March 18, 2015

Przepis z lamusa, czyli nowalijki

Mało kto już pamięta jak kiedyś się czekało na nowalijki. Po długiej zimie, wypełnionej surówkami na bazie kapusty kiszonej, marchewki czy ogórków  kiszonych, perspektywa zjedzenia świeżego ogórka, rzodkiewki czy chrupiącej sałaty była nader kusząca. Takie nowalijki zupełnie inaczej smakowały - cieszyły oko swoimi żywymi wiosennymi kolorami i podniebienie swoim smakiem, niemal zapomnianym przez zimowe miesiące. Zawsze się bardzo cieszyłam, gdy pewnego wczesnowiosennego dnia w domu pojawiały się pomidory czy rzodkiewki. Dzisiaj, w czasach gdy praktycznie nie ma już pojęcia nowalijek, może się to wydać śmieszne, bo pomidory, rzodkiewki, sałatę czy ogórki można kupować cały rok. Oczywiście te lokalne są smaczniejsze i nikt chyba temu nie zaprzeczy, ale i te całoroczne są dobre i chętnie się je zjada przez cały rok. Choć przyznam, że sentyment został. I być może właśnie przez sentyment na wiosnę robię taką nowalijkową sałatkę. 

Sałatka zrobiona z sałaty, rzodkiewek, szczypiorku i ogórków, doprawiona nie sosem sałatkowym, ale najzwyklejszą śmietaną, jak kiedyś się doprawiało w czasach, gdy w Polsce nikt nie słyszał o sosach sałatkowych typu Tysiąc wysp czy Ranch.
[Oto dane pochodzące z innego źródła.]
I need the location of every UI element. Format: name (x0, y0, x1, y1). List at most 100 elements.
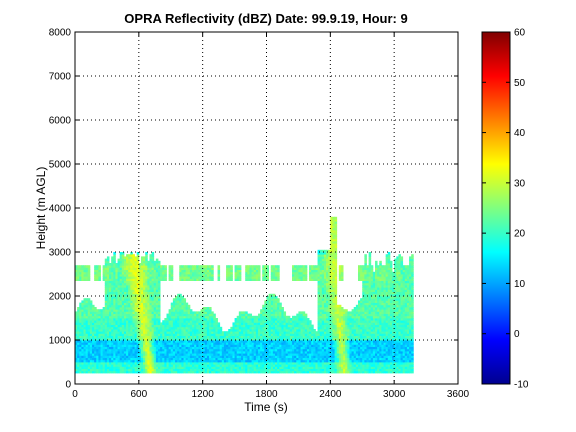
heatmap-cell (168, 265, 172, 268)
heatmap-cell (317, 318, 321, 321)
heatmap-cell (140, 351, 144, 354)
heatmap-cell (262, 311, 265, 314)
heatmap-cell (109, 274, 112, 277)
heatmap-cell (121, 254, 125, 257)
heatmap-cell (106, 302, 110, 306)
heatmap-cell (221, 348, 225, 352)
heatmap-cell (106, 293, 110, 297)
heatmap-cell (177, 357, 180, 361)
heatmap-cell (221, 368, 225, 372)
heatmap-cell (104, 329, 108, 332)
heatmap-cell (302, 322, 306, 325)
heatmap-cell (283, 342, 287, 345)
heatmap-cell (187, 309, 191, 312)
heatmap-cell (204, 320, 208, 323)
heatmap-cell (132, 265, 135, 268)
heatmap-cell (253, 335, 257, 339)
heatmap-cell (285, 315, 289, 319)
heatmap-cell (113, 258, 116, 262)
heatmap-cell (151, 282, 155, 286)
heatmap-cell (123, 287, 127, 290)
heatmap-cell (302, 324, 306, 328)
heatmap-cell (226, 364, 229, 367)
heatmap-cell (147, 346, 150, 350)
heatmap-cell (157, 278, 161, 281)
heatmap-cell (321, 293, 325, 297)
heatmap-cell (270, 276, 274, 279)
heatmap-cell (155, 302, 159, 306)
heatmap-cell (123, 276, 127, 279)
heatmap-cell (113, 353, 116, 356)
heatmap-cell (209, 353, 212, 356)
heatmap-cell (283, 311, 287, 314)
heatmap-cell (109, 304, 112, 308)
heatmap-cell (119, 326, 123, 330)
heatmap-cell (266, 300, 270, 303)
heatmap-cell (309, 353, 312, 356)
heatmap-cell (240, 337, 244, 341)
heatmap-cell (211, 364, 214, 367)
heatmap-cell (306, 353, 310, 356)
heatmap-cell (140, 370, 144, 374)
heatmap-cell (151, 309, 155, 312)
heatmap-cell (202, 271, 206, 275)
heatmap-cell (145, 362, 148, 365)
heatmap-cell (87, 333, 91, 336)
heatmap-cell (83, 307, 87, 310)
heatmap-cell (306, 333, 310, 336)
heatmap-cell (330, 254, 333, 257)
heatmap-cell (187, 353, 191, 356)
heatmap-cell (183, 274, 187, 277)
heatmap-cell (332, 219, 335, 222)
heatmap-cell (151, 267, 155, 270)
heatmap-cell (304, 322, 308, 325)
heatmap-cell (140, 368, 144, 372)
heatmap-cell (123, 324, 127, 328)
heatmap-cell (138, 280, 142, 284)
heatmap-cell (340, 368, 344, 372)
heatmap-cell (198, 353, 201, 356)
heatmap-cell (260, 346, 263, 350)
heatmap-cell (77, 269, 80, 273)
heatmap-cell (296, 357, 299, 361)
heatmap-cell (330, 313, 333, 317)
heatmap-cell (179, 331, 182, 334)
heatmap-cell (336, 322, 340, 325)
heatmap-cell (140, 291, 144, 295)
heatmap-cell (328, 269, 331, 273)
heatmap-cell (328, 300, 331, 303)
heatmap-cell (323, 311, 327, 314)
heatmap-cell (83, 318, 87, 321)
heatmap-cell (321, 364, 325, 367)
heatmap-cell (253, 370, 257, 374)
heatmap-cell (245, 348, 248, 352)
heatmap-cell (134, 329, 138, 332)
heatmap-cell (123, 304, 127, 308)
heatmap-cell (153, 364, 157, 367)
heatmap-cell (311, 344, 314, 347)
heatmap-cell (275, 333, 278, 336)
heatmap-cell (187, 322, 191, 325)
heatmap-cell (247, 320, 250, 323)
heatmap-cell (134, 298, 138, 301)
heatmap-cell (238, 370, 242, 374)
heatmap-cell (119, 307, 123, 310)
heatmap-cell (247, 364, 250, 367)
heatmap-cell (268, 342, 272, 345)
heatmap-cell (266, 370, 270, 374)
heatmap-cell (109, 269, 112, 273)
heatmap-cell (328, 331, 331, 334)
heatmap-cell (323, 370, 327, 374)
heatmap-cell (260, 326, 263, 330)
heatmap-cell (279, 329, 282, 332)
heatmap-cell (143, 322, 146, 325)
heatmap-cell (89, 304, 93, 308)
heatmap-cell (147, 309, 150, 312)
heatmap-cell (287, 362, 291, 365)
heatmap-cell (106, 313, 110, 317)
heatmap-cell (275, 274, 278, 277)
heatmap-cell (338, 318, 342, 321)
heatmap-cell (102, 335, 106, 339)
heatmap-cell (162, 331, 165, 334)
heatmap-cell (83, 311, 87, 314)
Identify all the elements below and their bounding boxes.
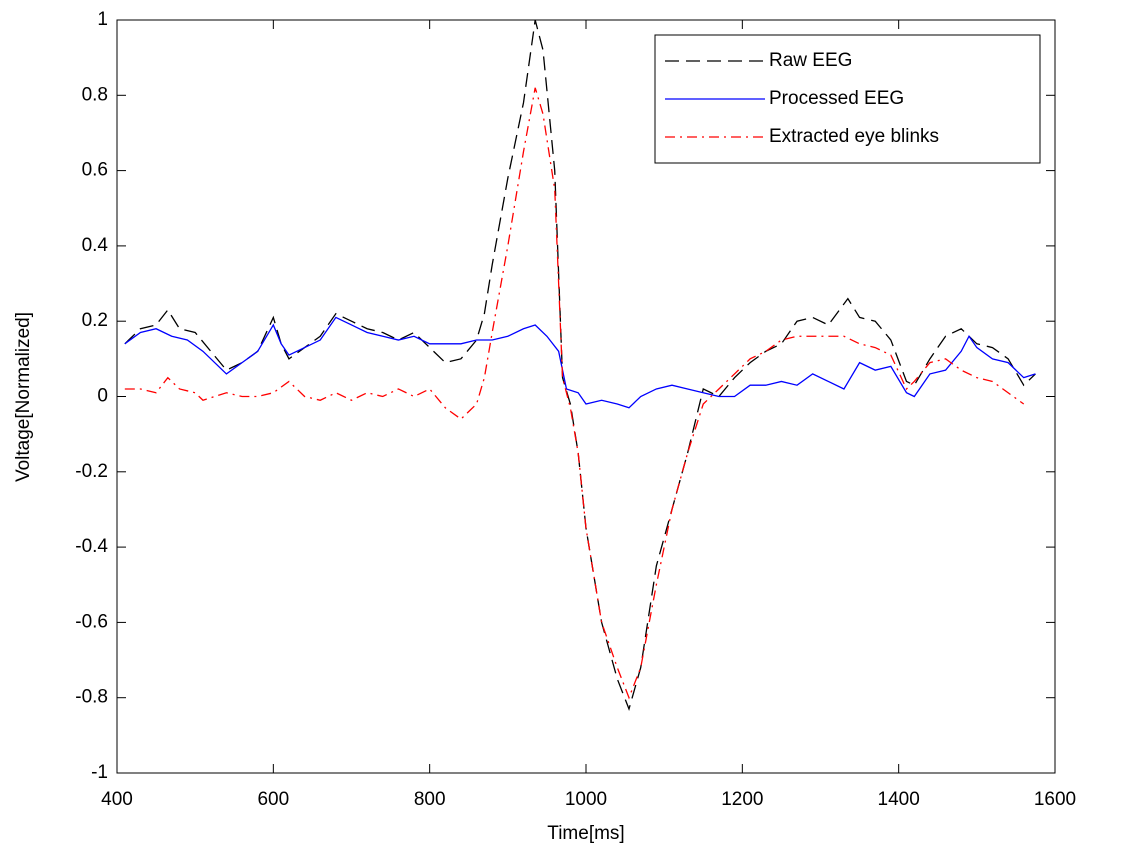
y-axis-label: Voltage[Normalized] — [13, 312, 34, 482]
x-axis-label: Time[ms] — [547, 823, 624, 844]
legend-label: Extracted eye blinks — [769, 126, 939, 147]
y-tick-label: -0.2 — [75, 461, 108, 482]
y-tick-label: -0.8 — [75, 687, 108, 708]
x-tick-label: 1200 — [721, 789, 763, 810]
x-tick-label: 400 — [101, 789, 133, 810]
plot-frame — [116, 19, 1056, 774]
y-tick-label: -0.6 — [75, 611, 108, 632]
x-tick-label: 1400 — [878, 789, 920, 810]
legend-label: Raw EEG — [769, 50, 852, 71]
y-tick-label: -1 — [91, 762, 108, 783]
y-tick-label: 0.8 — [82, 84, 108, 105]
y-tick-label: 0 — [97, 386, 108, 407]
x-tick-label: 1000 — [565, 789, 607, 810]
x-tick-label: 600 — [257, 789, 289, 810]
y-tick-label: 0.2 — [82, 310, 108, 331]
legend-label: Processed EEG — [769, 88, 904, 109]
y-tick-label: 0.4 — [82, 235, 109, 256]
series-line — [124, 316, 1036, 409]
y-tick-label: 0.6 — [82, 160, 108, 181]
x-tick-label: 1600 — [1034, 789, 1076, 810]
x-tick-label: 800 — [414, 789, 446, 810]
y-tick-label: -0.4 — [75, 536, 108, 557]
series-line — [124, 87, 1025, 700]
y-tick-label: 1 — [97, 9, 108, 30]
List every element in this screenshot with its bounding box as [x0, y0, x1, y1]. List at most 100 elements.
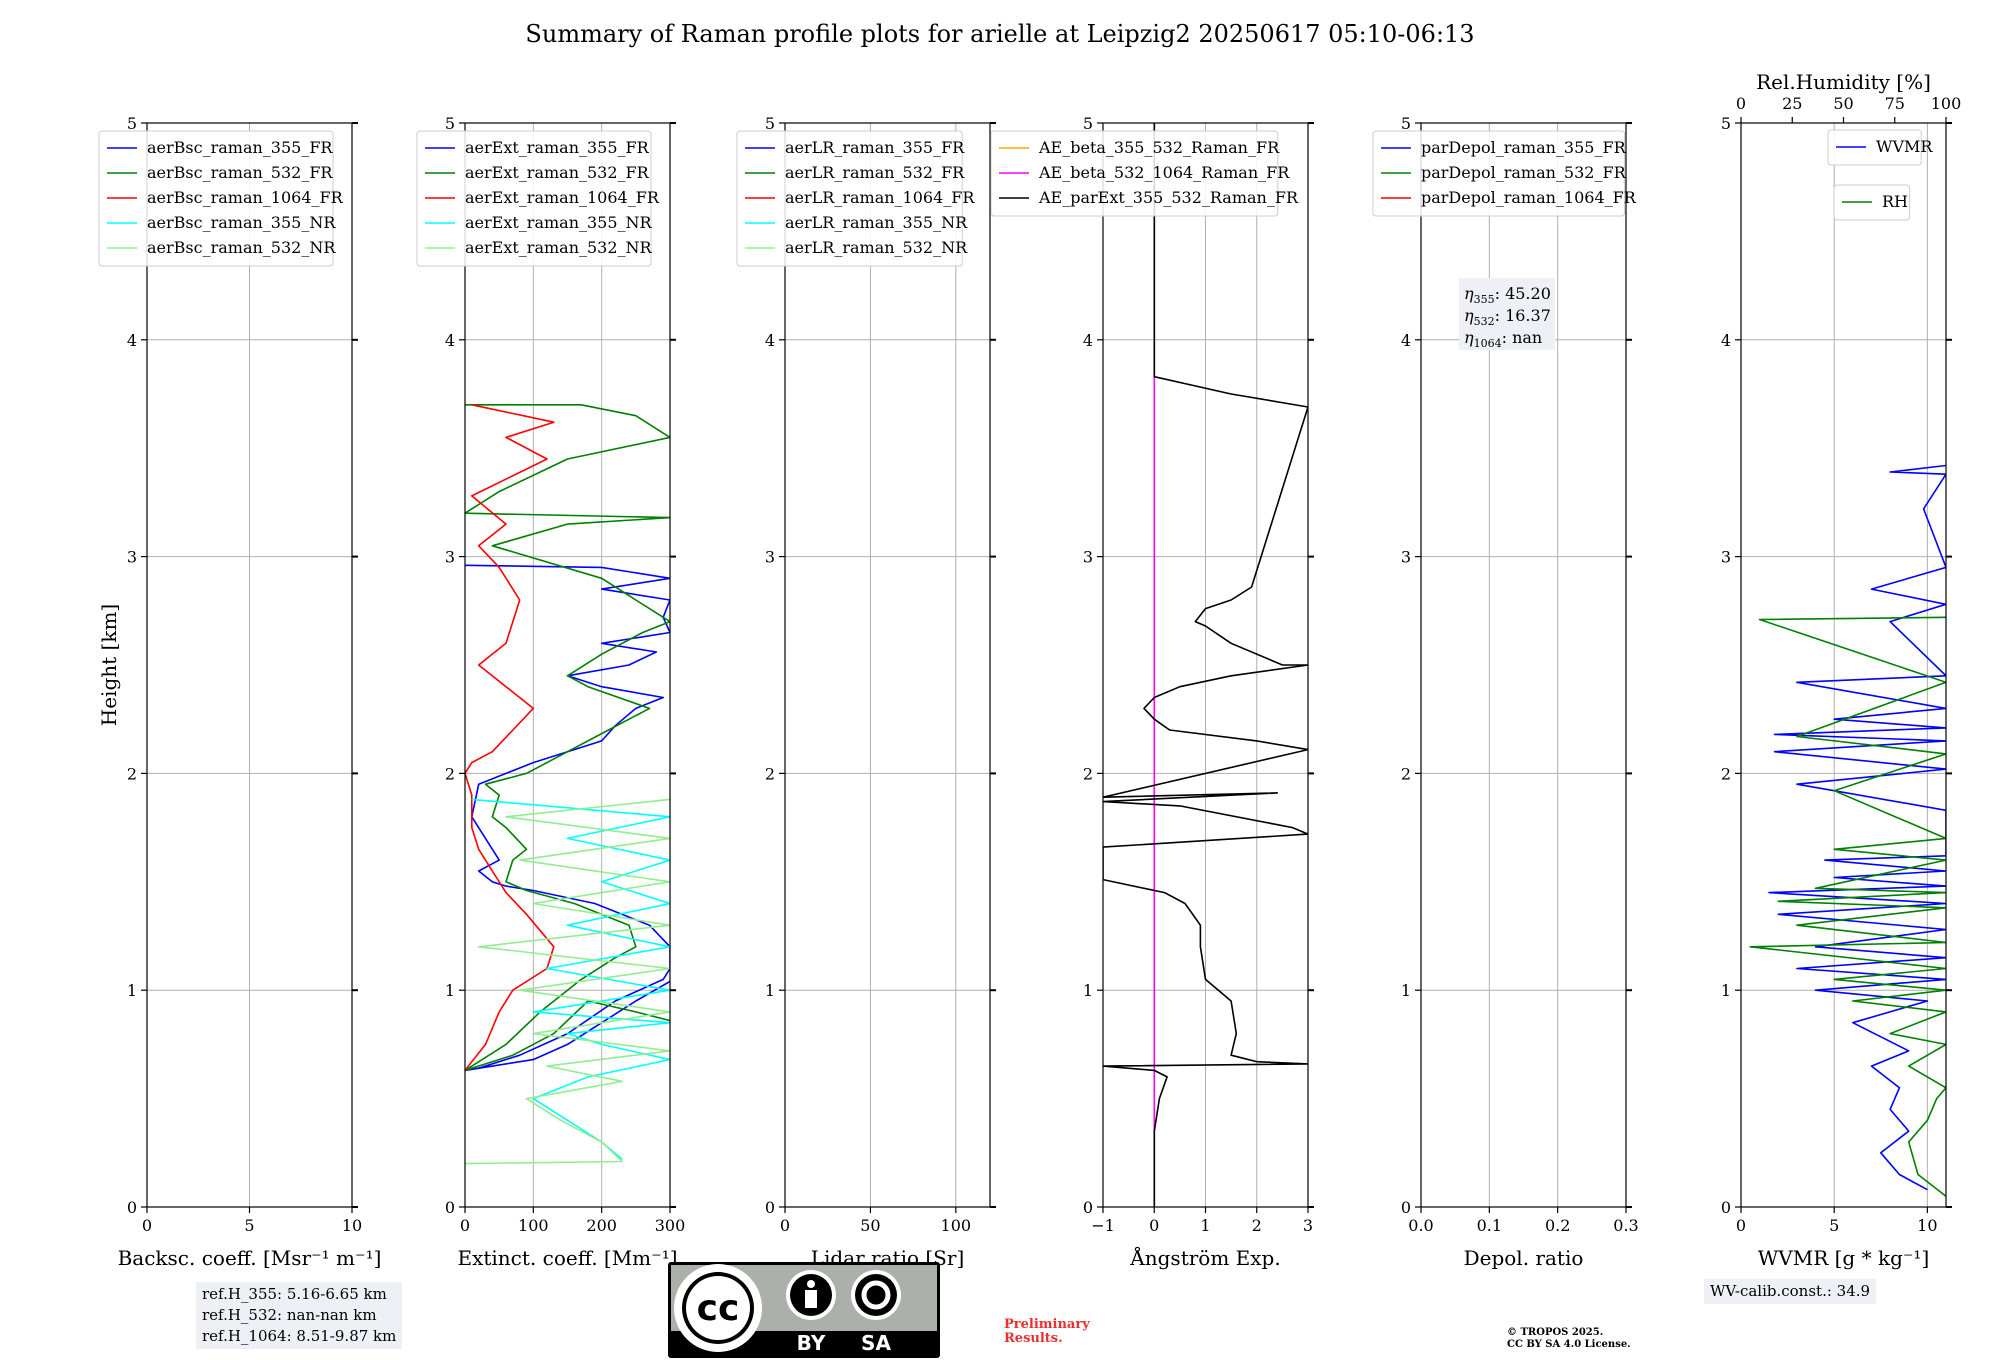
- y-tick-label: 3: [1083, 548, 1093, 567]
- x-axis-label-ext: Extinct. coeff. [Mm⁻¹]: [457, 1246, 677, 1270]
- x-tick-label: 200: [586, 1216, 617, 1235]
- prelim-line-2: Results.: [1004, 1331, 1063, 1346]
- y-tick-label: 2: [1083, 764, 1093, 783]
- top-x-axis-label: Rel.Humidity [%]: [1756, 70, 1931, 94]
- cc-logo-text: cc: [697, 1288, 740, 1329]
- top-x-tick-label: 75: [1885, 94, 1905, 113]
- legend-ae-label: AE_parExt_355_532_Raman_FR: [1038, 188, 1299, 207]
- y-tick-label: 3: [1721, 548, 1731, 567]
- y-tick-label: 5: [127, 114, 137, 133]
- legend-rh-label: RH: [1882, 192, 1908, 211]
- x-tick-label: 1: [1200, 1216, 1210, 1235]
- x-tick-label: −1: [1091, 1216, 1115, 1235]
- y-tick-label: 2: [1401, 764, 1411, 783]
- y-tick-label: 3: [127, 548, 137, 567]
- x-axis-label-ae: Ångström Exp.: [1129, 1245, 1280, 1270]
- legend-depol-label: parDepol_raman_1064_FR: [1421, 188, 1637, 207]
- y-tick-label: 1: [1721, 981, 1731, 1000]
- legend-ext-label: aerExt_raman_355_FR: [465, 138, 650, 157]
- legend-lr-label: aerLR_raman_532_NR: [785, 238, 968, 257]
- top-x-tick-label: 0: [1736, 94, 1746, 113]
- legend-bsc-label: aerBsc_raman_355_NR: [147, 213, 336, 232]
- legend-depol-frame: [1372, 130, 1626, 217]
- y-axis-label: Height [km]: [97, 604, 121, 726]
- x-tick-label: 2: [1252, 1216, 1262, 1235]
- x-tick-label: 300: [655, 1216, 686, 1235]
- x-tick-label: 5: [244, 1216, 254, 1235]
- x-tick-label: 3: [1303, 1216, 1313, 1235]
- eta-box: [1459, 278, 1555, 350]
- legend-ae-label: AE_beta_355_532_Raman_FR: [1038, 138, 1280, 157]
- x-tick-label: 0.3: [1613, 1216, 1638, 1235]
- x-axis-label-bsc: Backsc. coeff. [Msr⁻¹ m⁻¹]: [118, 1246, 382, 1270]
- series-line-aerext-raman-1064-fr: [465, 404, 555, 1071]
- x-axis-label-wv: WVMR [g * kg⁻¹]: [1758, 1246, 1930, 1270]
- y-tick-label: 5: [1401, 114, 1411, 133]
- series-line-aerext-raman-355-fr: [465, 564, 670, 1072]
- legend-lr-label: aerLR_raman_532_FR: [785, 163, 965, 182]
- eta-1064: η1064: nan: [1464, 328, 1542, 350]
- y-tick-label: 4: [1721, 331, 1731, 350]
- series-line-aerext-raman-532-fr: [465, 403, 670, 1072]
- series-line-ae-parext-355-532-raman-fr: [1103, 123, 1308, 1207]
- ref-line-1064: ref.H_1064: 8.51-9.87 km: [202, 1327, 397, 1345]
- legend-ae-label: AE_beta_532_1064_Raman_FR: [1038, 163, 1290, 182]
- legend-bsc-label: aerBsc_raman_355_FR: [147, 138, 333, 157]
- series-line-wvmr: [1768, 464, 1946, 1191]
- x-tick-label: 100: [518, 1216, 549, 1235]
- y-tick-label: 0: [1401, 1198, 1411, 1217]
- x-tick-label: 5: [1829, 1216, 1839, 1235]
- y-tick-label: 3: [445, 548, 455, 567]
- legend-bsc-label: aerBsc_raman_1064_FR: [147, 188, 344, 207]
- prelim-line-1: Preliminary: [1004, 1317, 1090, 1332]
- legend-lr-label: aerLR_raman_355_FR: [785, 138, 965, 157]
- x-tick-label: 0: [1149, 1216, 1159, 1235]
- figure-title: Summary of Raman profile plots for ariel…: [525, 20, 1475, 48]
- y-tick-label: 0: [765, 1198, 775, 1217]
- y-tick-label: 4: [445, 331, 455, 350]
- y-tick-label: 1: [1401, 981, 1411, 1000]
- x-tick-label: 0.0: [1408, 1216, 1433, 1235]
- axes-frame: [1740, 122, 1947, 1208]
- legend-ext-label: aerExt_raman_532_FR: [465, 163, 650, 182]
- legend-ext-frame: [416, 130, 652, 267]
- panel-wv: [1735, 117, 1952, 1213]
- x-tick-label: 0.1: [1477, 1216, 1502, 1235]
- y-tick-label: 1: [445, 981, 455, 1000]
- x-tick-label: 0.2: [1545, 1216, 1570, 1235]
- eta-532: η532: 16.37: [1464, 306, 1551, 328]
- y-tick-label: 3: [1401, 548, 1411, 567]
- legend-bsc-frame: [98, 130, 334, 267]
- legend-lr-frame: [736, 130, 963, 267]
- y-tick-label: 0: [445, 1198, 455, 1217]
- y-tick-label: 5: [445, 114, 455, 133]
- cc-by-sa-logo: cc BY SA: [668, 1262, 940, 1358]
- reference-height-box: ref.H_355: 5.16-6.65 km ref.H_532: nan-n…: [196, 1282, 403, 1349]
- cc-sa-text: SA: [861, 1331, 891, 1355]
- axes-frame: [464, 122, 671, 1208]
- legend-bsc-label: aerBsc_raman_532_FR: [147, 163, 333, 182]
- legend-ae-frame: [990, 130, 1279, 217]
- cc-by-text: BY: [797, 1331, 826, 1355]
- x-tick-label: 0: [780, 1216, 790, 1235]
- y-tick-label: 2: [127, 764, 137, 783]
- legend-bsc-label: aerBsc_raman_532_NR: [147, 238, 336, 257]
- legend-lr-label: aerLR_raman_1064_FR: [785, 188, 975, 207]
- y-tick-label: 0: [1083, 1198, 1093, 1217]
- y-tick-label: 2: [445, 764, 455, 783]
- x-tick-label: 0: [142, 1216, 152, 1235]
- panel-lr: [736, 122, 996, 1213]
- preliminary-note: Preliminary Results.: [1004, 1318, 1090, 1346]
- y-tick-label: 5: [765, 114, 775, 133]
- copyright-note: © TROPOS 2025. CC BY SA 4.0 License.: [1507, 1327, 1631, 1351]
- top-x-tick-label: 25: [1782, 94, 1802, 113]
- y-tick-label: 5: [1083, 114, 1093, 133]
- y-tick-label: 4: [127, 331, 137, 350]
- y-tick-label: 0: [127, 1198, 137, 1217]
- panel-ae: [990, 122, 1314, 1213]
- y-tick-label: 1: [1083, 981, 1093, 1000]
- x-tick-label: 100: [941, 1216, 972, 1235]
- legend-wvmr-frame: [1827, 129, 1922, 166]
Proste, ale jakie smaczne!

6 liści sałaty
2 rzodkiewki 
ogórek 
szczypiorek
kilka łyżek śmietany i mleka
sól do smaku

Sałatę, szczypiorek i rzodkiewkę umyć i delikatnie osuszyć. Ogórka obrać. Sałatę poszatkować na mniejsze kawałki. Szczypiorek drobno posiekać, a rzodkiewki i ogórka pokroić na cieniutkie półplasterki. Wszystko włożyć do miski. Przed podaniem polać śmietaną rozprowadzoną z mlekiem i osoloną do smaku.